Regulation of the Gene Encoding Thrombin-Activable Fibrinolysis Inhibitor

Disequilibrium between coagulation and fibrinolysis can lead to severe haemostatic disorders such as thrombosis and hemophilia. Thrombin-activable fibrinolysis inhibitor (TAFI) is a carboxypeptidase B-like pro-enzyme that, once activated, attenuates fibrinolysis. TAFI may also mediate connections between coagulation and inflammation. Studies have associated high plasma TAFI levels with risk for thrombotic diseases. Interestingly, steroid hormones, such as estrogen and progestogens used in hormone replacement therapy or oral contraceptive preparations, have been shown to affect plasma TAFI levels. Regulation of the expression of the gene encoding TAFI, CBP2, is likely an important determinant of the role of the TAFI pathway in vivo; this concept motivated the investigations described in this thesis. In Chapter 2, the results of my research lead to the identification of key transcription factors regulating CPB2. Specifically, we described the binding of NF-Y and HNF-1 to the CPB2 promoter. NF-Y was shown to be an important factor for the basal CPB2 promoter activity. Binding of HNF-1 is essential for the activity of the promoter and is potentially responsible for the liver specific expression of CPB2. In Chapter 3, we set to investigate the effect of female sex hormone on hepatic expression of CPB2. We demonstrated that the levels of TAFI protein secreted from cultured hepatoma cells (HepG2) are decreased by 17beta-estradiol and progesterone. The change in protein expression was paralleled by decreases in CPB2 mRNA abundance and promoter activity.

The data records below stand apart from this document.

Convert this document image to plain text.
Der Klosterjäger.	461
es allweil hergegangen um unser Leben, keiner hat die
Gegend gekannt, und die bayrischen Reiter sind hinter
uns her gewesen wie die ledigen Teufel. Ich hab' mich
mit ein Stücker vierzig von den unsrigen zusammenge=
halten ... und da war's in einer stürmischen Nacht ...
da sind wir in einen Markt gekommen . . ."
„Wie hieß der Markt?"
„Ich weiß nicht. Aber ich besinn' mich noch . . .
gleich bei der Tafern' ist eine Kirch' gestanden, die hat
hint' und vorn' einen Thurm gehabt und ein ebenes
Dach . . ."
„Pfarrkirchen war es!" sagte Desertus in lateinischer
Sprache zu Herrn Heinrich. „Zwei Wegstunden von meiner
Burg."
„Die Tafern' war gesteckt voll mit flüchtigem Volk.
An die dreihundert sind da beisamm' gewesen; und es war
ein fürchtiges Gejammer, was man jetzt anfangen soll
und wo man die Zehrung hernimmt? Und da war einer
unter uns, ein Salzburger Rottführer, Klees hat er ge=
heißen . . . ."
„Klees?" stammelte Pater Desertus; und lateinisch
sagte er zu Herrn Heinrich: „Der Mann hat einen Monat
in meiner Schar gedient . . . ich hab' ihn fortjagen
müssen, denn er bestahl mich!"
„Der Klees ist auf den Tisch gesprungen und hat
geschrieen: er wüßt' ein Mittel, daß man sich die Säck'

Deletion analysis of the CPB2 promoter indicated that the genomic effects of estrogen and progesterone are likely mediated via a non-classical mechanism. In Chapter 4, we evaluated the effects of various inflammatory mediators on expression of the gene encoding mouse TAFI (Cpb2). Our results showed that Cpb2 mRNA abundance and promoter activity are up-regulated by inflammatory mediators IL-1beta, IL-6, and TNFalpha. We also showed that TNFalpha mediates its effect via the binding of NFkB. Additionally, our results suggest that TNFalpha promotes the binding of NFkB to the promoter by increasing its translocation to the nucleus. The NFkB site is not conserved between human and mouse and may explained the different responses to inflammation observed in vivo.